Je posais des questions sur la guerre parce que je suis du XXe siècle, né en sa moitié, et j'aurais voulu l'être plus, être né avant pour y participer davantage et mourir dedans, peut-être même le 31 décembre 1999. Quand mon coeur s'est arrêté à l'hôpital, m'offrant l'expérience de la mort, j'ai pensé au soulagement de mourir avant elle.
Je n'aimais pas les feux d'artifice, leur imitation du volcan en flammes. J'étais intrigué par l'émerveillement qu'ils provoquaient, l'antique admiration pour le feu. Chez moi, non, pourquoi ? Je l'ai compris en montagne, quand j'ai vu ma première cascade au milieu des rochers et du bois. Elle m'éblouissait, je m'approchai de son vacarme, me déshabillai et me fis tremper par la poussière d'eau émiettée. À l'intérieur passait le spectre d'un petit arc-en-ciel. Là, j'ai su que la cascade est une merveille différente du feu d'artifice. J'aime la neige, la grêle et le saut à pic d'une cascade. J'admire l'avalanche, l'air déplacé comme une gifle, l'écroulement d'une paroi qui se détache avec sa charge de neige. J'aime l'eau qui plonge en descente, mais pas le feu qui s'élance vers le haut et veut monter, se cabrer et s'effriter en cendres.

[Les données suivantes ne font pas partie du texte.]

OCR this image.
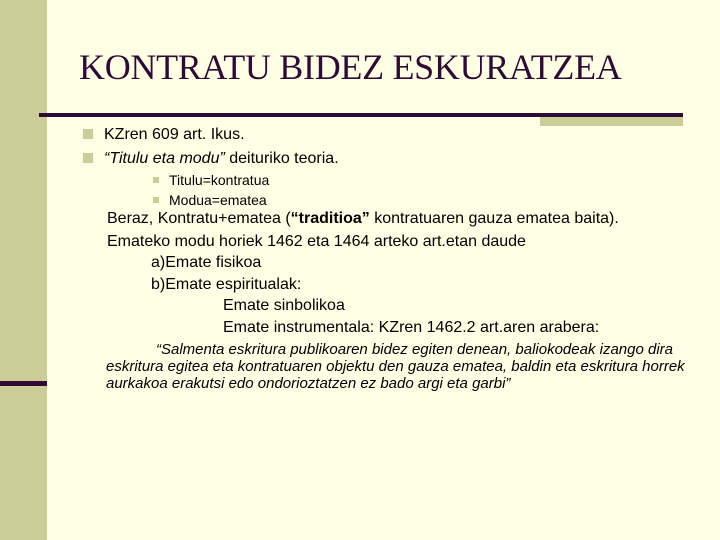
KONTRATU BIDEZ ESKURATZEA
KZren 609 art. Ikus.
“Titulu eta modu” deituriko teoria.
Titulu=kontratua
Modua=ematea
Beraz, Kontratu+ematea (“traditioa” kontratuaren gauza ematea baita).
Emateko modu horiek 1462 eta 1464 arteko art.etan daude
a)Emate fisikoa
b)Emate espiritualak:
Emate sinbolikoa
Emate instrumentala: KZren 1462.2 art.aren arabera:
“Salmenta eskritura publikoaren bidez egiten denean, baliokodeak izango dira eskritura egitea eta kontratuaren objektu den gauza ematea, baldin eta eskritura horrek aurkakoa erakutsi edo ondorioztatzen ez bado argi eta garbi”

J'avais maintenant dix ans, un magma d'enfance muette. dix ans, c'était un cap solennel, on écrivait son âge pour la première fois avec un chiffre double. L'enfance se termine officiellement quand on ajoute le premier zéro aux années.
En mer, c'est pas comme à l'école, il n'y a pas de professeurs. Il y a la mer et il y a toi. Et la mer n'enseigne pas, la mer fait, à sa façon.
…je m’évadai dans mes pensées, qui arrivent de loin et s’en vont à la manière des vagues avec la barque. Elles passent dessous et la font osciller.
A travers les livres de mon père, j'apprenais à connaître les adultes de l'intérieur. Ils n'étaient pas les géants qu'ils croyaient être. C'étaient des enfants déformés par un corps encombrant; Ils étaient vulnérables, criminels, pathétiques et prévisibles. Je pouvais anticiper leurs actes, à dix ans, j'étais un mécanicien de l'appareil adulte.
Les larmes reviennent bras dessus bras dessous, deux par deux, se penchent sur le bord et plongent des cils sur mon pantalon, tandis que je pose mon front sur mes mains vides.
Aujourd'hui, je pense à un temps final en commun avec une femme, avec laquelle coïncider comme le font les rimes, en fin de mot.
J'étais resté immobile à la regarder. "Mais toi tu ne fermes pas les yeux quand tu embrasses ? Les poissons ne ferment pas les yeux."
Alors je préférais l'aube.
Aujourd'hui, je cherche le coucher du soleil dans toutes les îles où je me rends.
Je vais à l'ouest à l'heure où il se vide dans la mer.
Aujourd'hui, je racle l'assiette de l'horizon jusqu'à la dernière lumière.